Top of the Elo table:
- Claude Opus 4.6 (1707) — reads like a travel writer at the wheel: "Four DC fast charges in one day, three of them free. Smart routing."
- Kimi K2.5 (1701) — cheeky editorial aside: "Apparently one trip wasn't enough. Monday morning, you drove 34 miles to Egremont, MA, then continued 72 miles to Dover, VT (arriving with just 23% battery)."
- MiniMax M2.1 (1688) — dramatic flair: "You fast-charged in North Canaan (14 to 34%, $17.73), then limped home to Cornwall for an overnight charge."
- Claude Sonnet 4.6 (1660) — investigative-journalist detail: "Never got stranded — closest call was arriving North Canaan at 14% on Mar 1."
- GPT-5.4 (1654) — confident and concise: "The road-trip pattern is unmistakable: long legs, arrival at low SOC, fast charge, continue."
- Local models like GLM-4.7-flash on Ollama held their own (14/15, 1557 Elo, $0)
Meanwhile Mercury-2, the speed king, writes like a data analyst: "The biggest single charge (83 kWh) restored the battery from 19% to 85% — essentially a 'full-tank' fill-up." Correct, but you wouldn't read it on a plane.
You can rank by total score, by time, by cost, or by Elo — the report lets you filter and sort all of it.
One setup: chat and eval
The important part for us: the same Umwelten setup that runs this eval is the same one we use for chat.

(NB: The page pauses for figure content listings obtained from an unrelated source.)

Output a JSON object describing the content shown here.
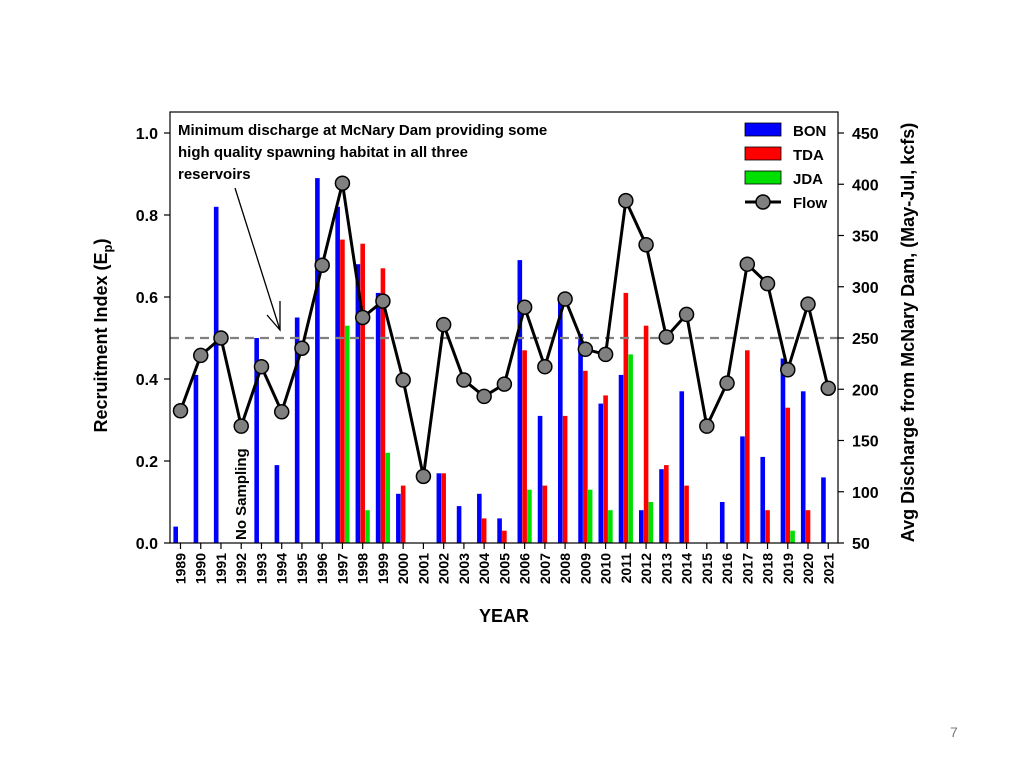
{
  "page": {
    "number": "7"
  },
  "chart_data": {
    "type": "bar",
    "xlabel": "YEAR",
    "ylabel": "Recruitment Index (E",
    "ylabel_sub": "p",
    "ylabel_close": ")",
    "y2label": "Avg Discharge from McNary Dam, (May-Jul, kcfs)",
    "ylim": [
      0,
      1.0
    ],
    "y2lim": [
      50,
      450
    ],
    "yticks": [
      "0.0",
      "0.2",
      "0.4",
      "0.6",
      "0.8",
      "1.0"
    ],
    "y2ticks": [
      "50",
      "100",
      "150",
      "200",
      "250",
      "300",
      "350",
      "400",
      "450"
    ],
    "categories": [
      "1989",
      "1990",
      "1991",
      "1992",
      "1993",
      "1994",
      "1995",
      "1996",
      "1997",
      "1998",
      "1999",
      "2000",
      "2001",
      "2002",
      "2003",
      "2004",
      "2005",
      "2006",
      "2007",
      "2008",
      "2009",
      "2010",
      "2011",
      "2012",
      "2013",
      "2014",
      "2015",
      "2016",
      "2017",
      "2018",
      "2019",
      "2020",
      "2021"
    ],
    "series": [
      {
        "name": "BON",
        "type": "bar",
        "color": "#0000ff",
        "values": [
          0.04,
          0.41,
          0.82,
          null,
          0.5,
          0.19,
          0.55,
          0.89,
          0.82,
          0.68,
          0.61,
          0.12,
          0,
          0.17,
          0.09,
          0.12,
          0.06,
          0.69,
          0.31,
          0.6,
          0.51,
          0.34,
          0.41,
          0.08,
          0.18,
          0.37,
          0,
          0.1,
          0.26,
          0.21,
          0.45,
          0.37,
          0.16
        ]
      },
      {
        "name": "TDA",
        "type": "bar",
        "color": "#ff0000",
        "values": [
          null,
          null,
          null,
          null,
          null,
          null,
          null,
          null,
          0.74,
          0.73,
          0.67,
          0.14,
          0,
          0.17,
          0,
          0.06,
          0.03,
          0.47,
          0.14,
          0.31,
          0.42,
          0.36,
          0.61,
          0.53,
          0.19,
          0.14,
          0,
          0,
          0.47,
          0.08,
          0.33,
          0.08,
          0
        ]
      },
      {
        "name": "JDA",
        "type": "bar",
        "color": "#00e000",
        "values": [
          null,
          null,
          null,
          null,
          null,
          null,
          null,
          null,
          0.53,
          0.08,
          0.22,
          0,
          0,
          0,
          0,
          0,
          0,
          0.13,
          0,
          0,
          0.13,
          0.08,
          0.46,
          0.1,
          0,
          0,
          0,
          0,
          0,
          0,
          0.03,
          0,
          0
        ]
      },
      {
        "name": "Flow",
        "type": "line",
        "color": "#000000",
        "marker": "#808080",
        "axis": "right",
        "values": [
          179,
          233,
          250,
          164,
          222,
          178,
          240,
          321,
          401,
          270,
          286,
          209,
          115,
          263,
          209,
          193,
          205,
          280,
          222,
          288,
          239,
          234,
          384,
          341,
          251,
          273,
          164,
          206,
          322,
          303,
          219,
          283,
          201
        ]
      }
    ],
    "reference_line": {
      "value": 0.5,
      "style": "dashed",
      "color": "#808080"
    },
    "annotation": {
      "lines": [
        "Minimum discharge at McNary Dam providing some",
        "high quality spawning habitat in all three",
        "reservoirs"
      ]
    },
    "no_sampling_label": "No Sampling",
    "legend_position": "top-right"
  }
}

One MCP server (TezLab), one OAuth’d connection to real vehicle data, one system prompt and tool set. In “chat” mode you talk to a model through that stack. In “eval” mode we replay a fixed prompt against many models, cache responses, and run the tool-score + judge pipeline. No separate mock APIs or synthetic harness — if the chat can do it, the eval tests it.
That keeps the eval honest. We’re not testing “can the model call a fake get_drives?” We’re testing “can it call the real get_drives with a start_date, get real JSON, and summarize it?” Same 20+ read-only tools, same date trap, same judge. So the numbers in the report map directly to what you’d get in a product that lets users ask “Summarize my last 10 days” in natural language.
Try it yourself
39 models, 8 providers, about $0.96 total for the run. Seventeen models hit 15/15; eight failed (no tool support or errors). If you’re choosing a model for a tool-using, narrative-producing product, the full report has sortable tables, filters by cost/time/score/Elo, and per-model response + thread + judge tabs.
We built the pipeline with Umwelten — same idea as the Car Wash Test: define a prompt, run it against models, score with a judge. Here the twist is real tools and real data, so the eval is also a stress test of your MCP stack. If you’re wiring LLMs to real-world APIs, this is the kind of litmus test that actually reflects what users will see.